Il ne permet d'échanger que quelques types de messages. Les plus répandus sont :
- L'activation (et la désactivation) d'une note. Ce message comprend un canal, la note, la vélocité etc. C'est globalement un évènement qu'on provoque en appuyant (ou relâchant) une touche.
- Un CC (Control Change). Ceux quasi universels sont le Pitch Bend et la Modulation, mais chaque instrument a une liste de CC assignables sur le contrôleur. On peut par exemple contrôler un effet, un filtre, l'enveloppe etc. L'implémentation dépend directement du fabricant de l'instrument.
- D'autres types de messages comme les SysEx (System Exclusive Message), dont je ne parlerai pas car ils ne sont pas utiles à la compréhension de la suite.
Mais alors, c'est quoi le "son MIDI" ?On a vu que le MIDI ne générait pas de son, et était en réalité conçu pour contrôler tous types d'instruments électroniques, d'un NTS-1 au gros modulaire analogique (via un module de conversion MIDI => CV/Gate).
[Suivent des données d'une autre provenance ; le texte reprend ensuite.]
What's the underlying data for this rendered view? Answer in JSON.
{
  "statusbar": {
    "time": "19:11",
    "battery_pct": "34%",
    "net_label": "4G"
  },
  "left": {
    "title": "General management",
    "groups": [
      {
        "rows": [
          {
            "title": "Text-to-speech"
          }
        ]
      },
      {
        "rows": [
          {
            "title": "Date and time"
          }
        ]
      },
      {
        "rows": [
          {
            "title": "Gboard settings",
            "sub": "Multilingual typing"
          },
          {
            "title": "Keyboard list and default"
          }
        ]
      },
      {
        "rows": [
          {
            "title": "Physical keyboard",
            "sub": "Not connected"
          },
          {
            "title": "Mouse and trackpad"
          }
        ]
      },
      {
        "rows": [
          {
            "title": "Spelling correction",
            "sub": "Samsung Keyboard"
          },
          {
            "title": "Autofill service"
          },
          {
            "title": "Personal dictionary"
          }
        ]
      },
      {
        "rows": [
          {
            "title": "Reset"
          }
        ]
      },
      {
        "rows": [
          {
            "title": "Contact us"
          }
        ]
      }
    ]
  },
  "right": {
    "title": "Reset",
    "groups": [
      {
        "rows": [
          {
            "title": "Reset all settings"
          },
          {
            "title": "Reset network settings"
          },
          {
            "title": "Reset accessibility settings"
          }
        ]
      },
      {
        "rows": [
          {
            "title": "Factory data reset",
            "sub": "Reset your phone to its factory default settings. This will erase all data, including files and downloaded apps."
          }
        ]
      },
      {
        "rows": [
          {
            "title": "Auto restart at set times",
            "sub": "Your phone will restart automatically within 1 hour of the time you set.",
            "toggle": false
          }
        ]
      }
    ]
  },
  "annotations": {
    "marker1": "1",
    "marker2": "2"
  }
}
Donc, parler de "son MIDI" reviendrait à réduire le son d'une guitare à l'influx nerveux contrôlant les doigts de son joueur, non ?
Quand on parle de MIDI dans le contexte des jeux PC des années 90, on parle en réalité du General MIDI, une norme qui date de 1991. En se basant sur le très abstrait protocole de communication datant d'une décennie, le General MIDI vise à standardiser la génération sonore, en particulier pour les jeux. Pour cela, il ajoute quelques contraintes et impératifs :
- Une liste fixe de 128 instruments et 47 percussions doit être implémentée. Cela signifie que quelle que soit la technologie de la carte son, si je veux un son de trompette ou de guitare électrique, j'aurai un son de trompette ou de guitare électrique, et pas le doux bruit d'une truite molle qu'on bat avec une babouche ou pire, rien. En revanche, l'implémentation de ces sons est totalement libre (wavetables, synthèse FM etc.), ce qui explique les différences radicales de rendu entre deux cartes son différentes.
- Une standardisation du nombre minimum de voix et canaux appelables simultanément, ainsi que des CC utilisables et des paramètres ils contrôlent.
Par conséquent, le classique "son MIDI", c'est les 128 presets mélodiques et 47 presets rythmiques, implémentés par les fabricants de cartes son des années 90, tentant d'imiter tant bien que mal nombre d'instruments réels avec des moyens techniques très limités, afin d'être compatibles avec un standard contraignant mais garantissant pour le compositeur qu'une
certaine approximation de son morceau soit écoutable sur tout appareil compatible. Et si ça sonne comme de la merde aujourd'hui, c'est parce que contrairement à l'époque des SoundBlaster 16 où la qualité des instruments simulés était un argument de vente, plus personne ne s'intéresse à ramener de la beauté dans ce protocole obsolète depuis 25 ans.